IT’S A unique brotherhood, the coaching fraternity.

Its members are subjected to a level of media scrutiny that at times - when they’re out of contract and their side is struggling - rivals that normally reserved for the Prime Minister.

And the coaching ‘brothers’ wage sporting war on each other for at least 22 weeks a year, assiduously devising new ways of bringing one another down.

That’s the coaching world most of us see.

But there’s another side to it. One of camaraderie forged through common interests and common experiences. Who else can fully relate to the pressures a coach has to work under other than another coach?

That camaraderie was on display at a meeting between the AFL coaches and the AFL Coaches' Association in Etihad Stadium’s Laureate Room on Thursday, an annual get-together coinciding with the AFL season launch.

Thirteen of the competition’s 17 coaches attended, with Damien Hardwick (Richmond), Dean Bailey (Melbourne), Michael Voss (Brisbane Lions) and Chris Scott (Geelong) the only absentees. A smattering of assistant coaches also came.

At the meeting, the coaches’ elder statesman, Collingwood’s Mick Malthouse, chatted casually with the next most experienced coach in the room, Rodney Eade of the Western Bulldogs. But he later mingled just as comfortably with one of the coaches’ 2011 new boys, Gold Coast’s Guy McKenna.

Then again, Malthouse and McKenna are no strangers. Last year’s premiership mentor coached McKenna for most of his West Coast playing career and later took him on as one of his assistant coaches at Collingwood.

It was just one example of how just one or two degrees separate the competition’s ringmasters.

To continue the Malthouse example, one moment he was cracking jokes with North Melbourne coach Brad Scott and Geelong assistant coach Blake Caracella, who were both on his assistant coaching staff as recently as 2009.

The next, he was catching up with his long-time captain at West Coast, John Worsfold, who in turn later caught up with the man he served as an assistant coach at Carlton, the AFLCA’s newly appointed president David Parkin.

While completing one of the event’s obligatory tasks, signing a table full of white Sherrin footballs, Malthouse asked Carlton coach Brett Ratten how his new assistant coach Gavin Brown was going.

When told Brown had settled in well at Visy Park, Malthouse told Ratten: “I can't think of anyone more loyal".

Signing the footys seemed to invite a bit of chatter.  

As Scott and Adelaide coach Neil Craig practised their signatures, Craig asked Scott how his twin brother Chris was “enjoying” senior coaching since taking over from Mark Thompson at Geelong at the end of last season.

Scott replied Chris had been enjoying his new role when they’d last spoken but “the first three months were a whirlwind”.

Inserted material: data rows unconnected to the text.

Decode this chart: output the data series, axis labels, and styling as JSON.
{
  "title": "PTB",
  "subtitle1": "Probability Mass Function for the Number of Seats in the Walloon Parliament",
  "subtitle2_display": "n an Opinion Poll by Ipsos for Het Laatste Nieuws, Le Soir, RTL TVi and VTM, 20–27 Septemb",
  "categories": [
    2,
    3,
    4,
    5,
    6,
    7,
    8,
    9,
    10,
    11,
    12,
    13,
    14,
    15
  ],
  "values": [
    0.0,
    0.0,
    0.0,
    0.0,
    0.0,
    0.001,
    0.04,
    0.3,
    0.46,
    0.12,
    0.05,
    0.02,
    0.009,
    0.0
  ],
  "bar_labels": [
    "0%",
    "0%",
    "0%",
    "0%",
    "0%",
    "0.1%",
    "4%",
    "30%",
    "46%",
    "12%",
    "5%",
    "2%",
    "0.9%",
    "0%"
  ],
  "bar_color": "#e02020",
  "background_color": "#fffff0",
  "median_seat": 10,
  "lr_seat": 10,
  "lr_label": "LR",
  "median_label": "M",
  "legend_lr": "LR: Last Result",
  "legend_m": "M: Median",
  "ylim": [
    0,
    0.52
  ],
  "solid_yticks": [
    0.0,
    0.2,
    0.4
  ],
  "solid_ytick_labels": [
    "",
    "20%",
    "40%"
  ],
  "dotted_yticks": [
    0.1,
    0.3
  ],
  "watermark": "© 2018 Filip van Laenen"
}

While the other coaches had arrived at the meeting decked out in their respective club polo shits, Craig had arrived in his ‘civvies’. Armed with a backpack, he quickly ducked into the men's room and emerged looking immaculate in his Adelaide club gear.

Another person who made a beeline for the men’s room on arrival was the Federal Minister for Sport, Mark Arbib.

Mr Arbib was running late for a photo shoot with the coaches. They’d earlier been assembled from all over the room by AFLCA coaching development manager Paul Armstrong, who’d interrupted some as they tucked into the spread of sandwiches, fruit, biscuits, tea and coffee on offer.

When Mr Arbib took his place among the players, he did so in the front row, with Craig and Hawthorn’s Alastair Clarkson on either side of him.

A replica of the premiership cup was placed in the foreground of the shot.

Interestingly, it was placed between Eade and Craig, two long-term coaches yet to taste football’s ultimate success. You couldn’t help but think what both would give to be holding up the real thing on the first Saturday in October.

After the photographers had finished snapping, Arbib addressed the coaching group. He told them the AFL competition was “amazing" and thanked them for the support they’d given to the AFL's community programs, emphasising they’d helped give Indigenous communities and children something to aspire to.

Perhaps the last word on the day should be left to the coaches.

Scott and Worsfold told afl.com.au the meeting was one of the few opportunities coaches had to discus common concerns.

“We all face common challenges so the opportunity to put them on the table and then discuss them with the key people at the AFL is invaluable,” Scott said.